Question

I'm using scikit-learn 0.13.1 for a contest on Kaggle. I'm using a Decision Tree classifier, and to evaluate my estimator I follow the techniques of splitting the training data via train_test_split, or doing cross validation using cross_val_score. Either technique would show that the estimator is about 90% accurate. However, when I use the estimator on actual test data, the accuracy obtained is about 30% lower. Let's assume that the training data is a good representation of the test data.

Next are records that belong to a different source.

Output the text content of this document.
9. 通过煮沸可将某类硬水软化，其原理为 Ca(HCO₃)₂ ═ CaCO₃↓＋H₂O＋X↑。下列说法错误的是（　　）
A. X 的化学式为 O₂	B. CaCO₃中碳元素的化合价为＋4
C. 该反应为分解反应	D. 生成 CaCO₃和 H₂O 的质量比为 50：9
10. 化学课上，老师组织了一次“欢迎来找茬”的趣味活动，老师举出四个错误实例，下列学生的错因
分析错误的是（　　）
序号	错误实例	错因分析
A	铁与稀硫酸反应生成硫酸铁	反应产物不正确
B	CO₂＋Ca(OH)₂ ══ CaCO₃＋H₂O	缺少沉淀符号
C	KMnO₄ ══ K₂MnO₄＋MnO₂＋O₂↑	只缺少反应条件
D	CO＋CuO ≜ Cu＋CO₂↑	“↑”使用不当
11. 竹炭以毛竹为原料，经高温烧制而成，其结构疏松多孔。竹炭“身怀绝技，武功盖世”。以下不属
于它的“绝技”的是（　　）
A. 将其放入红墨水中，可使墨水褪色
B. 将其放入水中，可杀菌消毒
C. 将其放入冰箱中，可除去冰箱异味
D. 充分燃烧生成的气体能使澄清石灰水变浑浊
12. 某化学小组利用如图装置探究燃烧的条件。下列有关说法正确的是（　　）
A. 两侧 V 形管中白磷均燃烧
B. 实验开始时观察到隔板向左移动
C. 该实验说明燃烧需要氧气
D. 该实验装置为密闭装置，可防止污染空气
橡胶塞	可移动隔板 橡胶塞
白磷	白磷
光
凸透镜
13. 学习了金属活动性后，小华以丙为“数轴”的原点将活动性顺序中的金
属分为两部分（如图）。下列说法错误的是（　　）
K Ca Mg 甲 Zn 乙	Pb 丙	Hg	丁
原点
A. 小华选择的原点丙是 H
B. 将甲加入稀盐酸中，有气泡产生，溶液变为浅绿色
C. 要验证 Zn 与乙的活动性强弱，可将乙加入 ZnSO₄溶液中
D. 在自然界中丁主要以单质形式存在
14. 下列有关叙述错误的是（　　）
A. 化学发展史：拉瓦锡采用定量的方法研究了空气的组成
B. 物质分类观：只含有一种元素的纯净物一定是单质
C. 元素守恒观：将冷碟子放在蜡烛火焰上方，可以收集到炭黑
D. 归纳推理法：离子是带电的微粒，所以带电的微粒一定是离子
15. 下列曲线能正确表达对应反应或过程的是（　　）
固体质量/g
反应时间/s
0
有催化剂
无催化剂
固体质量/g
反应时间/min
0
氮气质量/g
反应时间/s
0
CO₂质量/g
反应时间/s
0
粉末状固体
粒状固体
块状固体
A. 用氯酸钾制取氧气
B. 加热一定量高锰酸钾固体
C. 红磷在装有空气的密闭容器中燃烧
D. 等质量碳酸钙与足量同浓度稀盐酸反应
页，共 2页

What else can I do to evaluate the accuracy of the estimator?

clf = tree.DecisionTreeClassifier( )
...
X_train, X_test, y_train, y_test = train_test_split(train, target, test_size=0.3, random_state=42)
...
clf.fit(X_train, y_train)
print "Accuracy: %0.2f " % clf.score(X_test, y_test)
...    
scores = cv.cross_val_score(clf, train, target, cv=15)
print "Accuracy: %0.2f (+/- %0.2f)" % (scores.mean(), scores.std() / 2)
Was it helpful?

Solution

This probably means that there is a significant discrepancy between the distribution of the final evaluation data and the development set.

It would be interesting to measure the over-fitting of your decision trees though: what is the difference between the training score clf.score(X_train, y_train) and the testing score clf.score(X_test, y_test) on your split?

Also pure decision trees should be considered a toy classifier. They have very poor generalization properties (and can overfit a lot). You should really try ExtraTreesClassifier with increasing numbers for n_estimators. Start with n_estimators=10, then 50, 100, 500, 1000 if the dataset is small enough.